Culture et citoyenneté québécoise: un spectacle à saveur électoraliste
TVA Nouvelles
Dimanche après-midi, le ministre Roberge a annoncé les grandes orientations du nouveau programme qui remplacera Éthique et culture religieuse (ECR) et qui s’appellera dorénavant Culture et citoyenneté québécoise (CCQ).

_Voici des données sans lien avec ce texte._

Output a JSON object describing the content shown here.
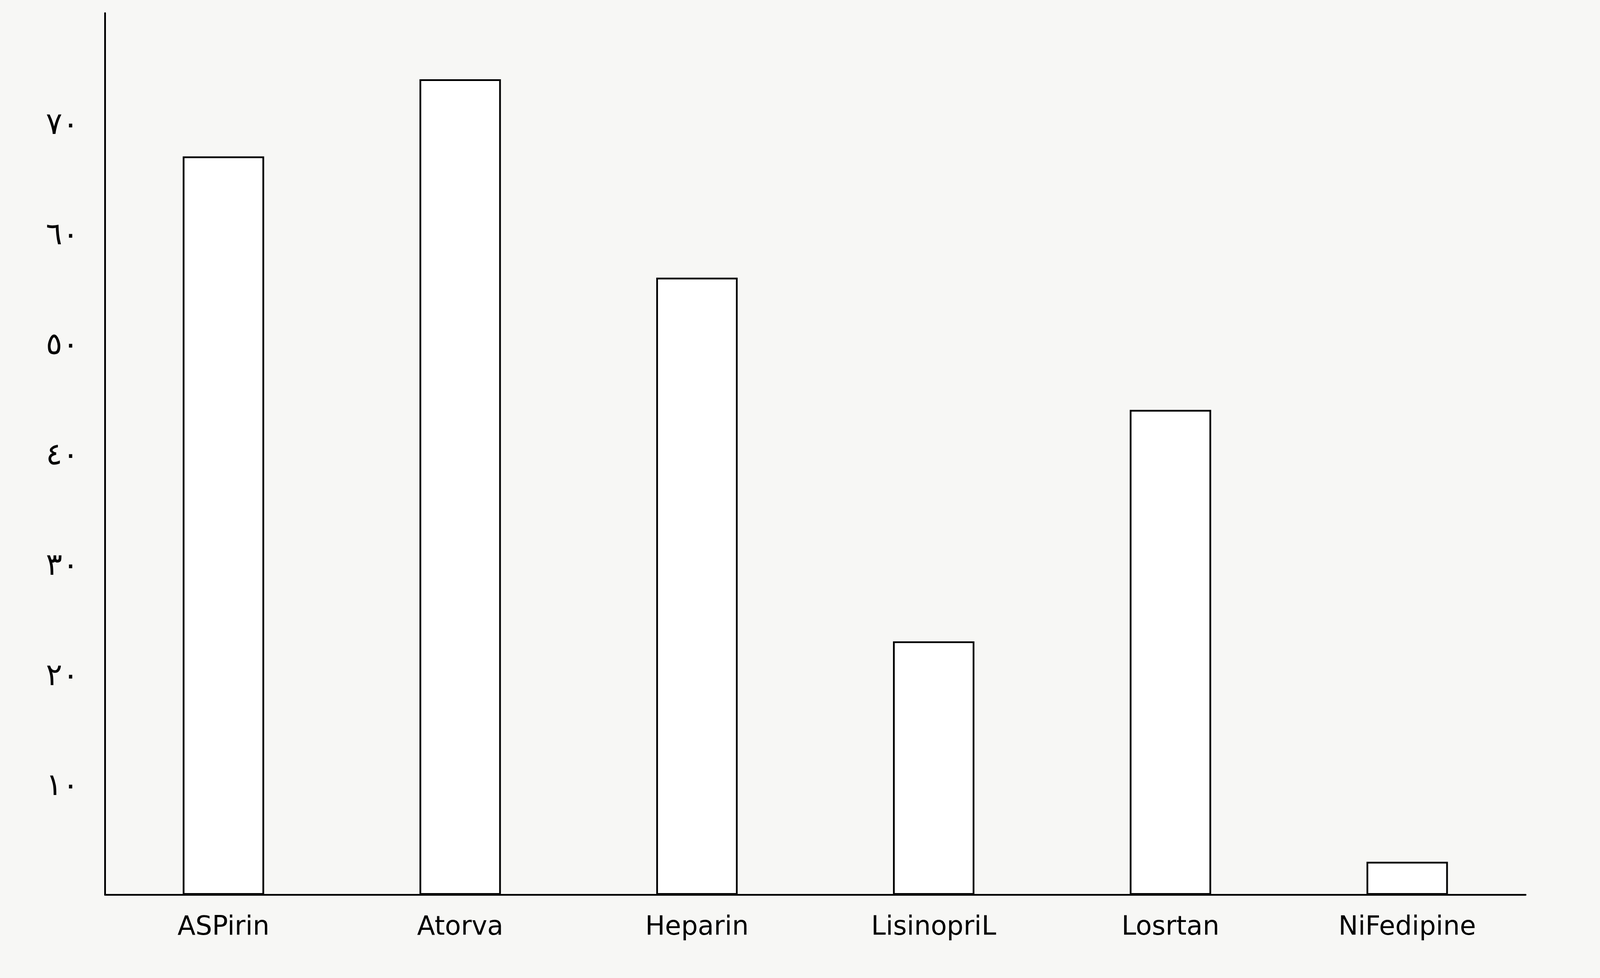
{
  "chart_data": {
    "type": "bar",
    "categories": [
      "ASPirin",
      "Atorva",
      "Heparin",
      "LisinopriL",
      "Losrtan",
      "NiFedipine"
    ],
    "values": [
      67,
      74,
      56,
      23,
      44,
      3
    ],
    "color": "#ffffff",
    "ylim": [
      0,
      80
    ],
    "yticks": [
      {
        "value": 10,
        "label": "١٠"
      },
      {
        "value": 20,
        "label": "٢٠"
      },
      {
        "value": 30,
        "label": "٣٠"
      },
      {
        "value": 40,
        "label": "٤٠"
      },
      {
        "value": 50,
        "label": "٥٠"
      },
      {
        "value": 60,
        "label": "٦٠"
      },
      {
        "value": 70,
        "label": "٧٠"
      }
    ],
    "grid": false
  }
}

Avant d’émettre nos souhaits pour la suite, qui demeure encore inconnue, nous ne pouvons passer sous silence le côté spectacle de l’exercice. Pourquoi a-t-on invité des personnalités publiques et en quoi est-ce pertinent? Nous comprenons parfaitement qu’elles venaient défendre de justes et nobles causes, causes que nous soutenons aussi, bien évidemment. Mais cela servait-il le domaine de l’éducation, ou plutôt les visées électoralistes de la CAQ? Où étaient les spécialistes de l’éducation et les experts responsables du contenu du nouveau programme? Nous aurions aimé voir et entendre les personnes qui rédigent le contenu de CCQ pour connaître, justement, leur expertise.
Nous nous devons également de souligner un certain mépris affiché à l'égard du programme actuel qui s’est incarné notamment par des faussetés lors de cette conférence de presse: non, tout n’a jamais été acceptable en classe au nom de quelconque dogme religieux - cela est d’ailleurs clairement mentionné dans le programme. Non, ECR ne limitait pas l’identité des élèves à leur seule appartenance religieuse! Non, ce n’était pas un programme qui avait des tabous! Non, ECR ne véhiculait pas de préjugés et des stéréotypes! Il était très insultant d’entendre le ministre lui-même dire de telles aberrations.
De plus, nous avons été profondément choqués et choquées de la présentation biaisée du programme actuel de la part du ministre de l’Éducation. En effet, l’entièreté des objectifs de l’axe éthique, dialogue et pensée critique est presque un copié-collé de la compétence éthique existante en ECR! Aussi, sur quelles études probantes, sur quelles analyses rigoureuses reposent l’ensemble de ces affirmations erronées ? Pourquoi ne pas rappeler qu’il est déjà demandé dans le programme d’ECR de promouvoir les valeurs de la société québécoise et de développer un esprit de discernement par rapport au phénomène religieux ?
Par ailleurs, la disparition de la compétence axée sur la culture religieuse n’est pas une surprise, mais elle reste désolante. En effet, les conséquences de l’inculture religieuse sont connues, et c’est pour cela que les instances internationales comme le Conseil de l’Europe et l’UNESCO recommandent l’éducation au fait religieux, notamment pour favoriser le vivre-ensemble, avoir des clés de compréhension du monde dans lequel nous vivons sans oublier son apport dans la lutte et la prévention contrer la radicalisation violente.
Enfin, il aurait été également apprécié que le ministre prenne le temps de rassurer les étudiantes et les étudiants qui se forment présentement en enseignement de l’ECR en les assurant de sa volonté d’établir une collaboration étroite avec les universités.
Ceci dit, nous considérons que ce qui est annoncé dans cette refonte est tout de même prometteur en ce qu’il maintient tout de même, comme nous l’écrivions, des éléments de continuité pertinents du programme d’ECR. Nous savons distinguer le jeu politique qui instrumentalise ECR à des fins électoralistes du cours CCQ lui-même. Mais, puisque nous ne connaissons pas encore les éléments de contenu ni leur répartition par cycle, nous souhaitons ici mettre de l’avant des principes fondamentaux qui, nous l’espérons ardemment, seront au cœur de CCQ et qui étaient déjà au fondement du cours d’ECR. D’abord, nous insistons sur l’importance de demeurer dans une démarche de réflexion éthique et non dans une approche moralisatrice et conscientisante. L’écueil est réel avec des sujets comme ceux liés à l’éducation à la sexualité ou l’environnement. D’ailleurs, en parlant de dilemmes moraux et non de questions éthiques comme le fait le ministre, nous pouvons nous interroger sur la manière dont seront définies les indications pédagogiques de ces thèmes.
De plus, nous souhaitons que les exigences d’impartialité et d’objectivité liées à la posture professionnelle de l’enseignant.e, qui sont des acquis majeurs apparues avec ÉCR, demeurent.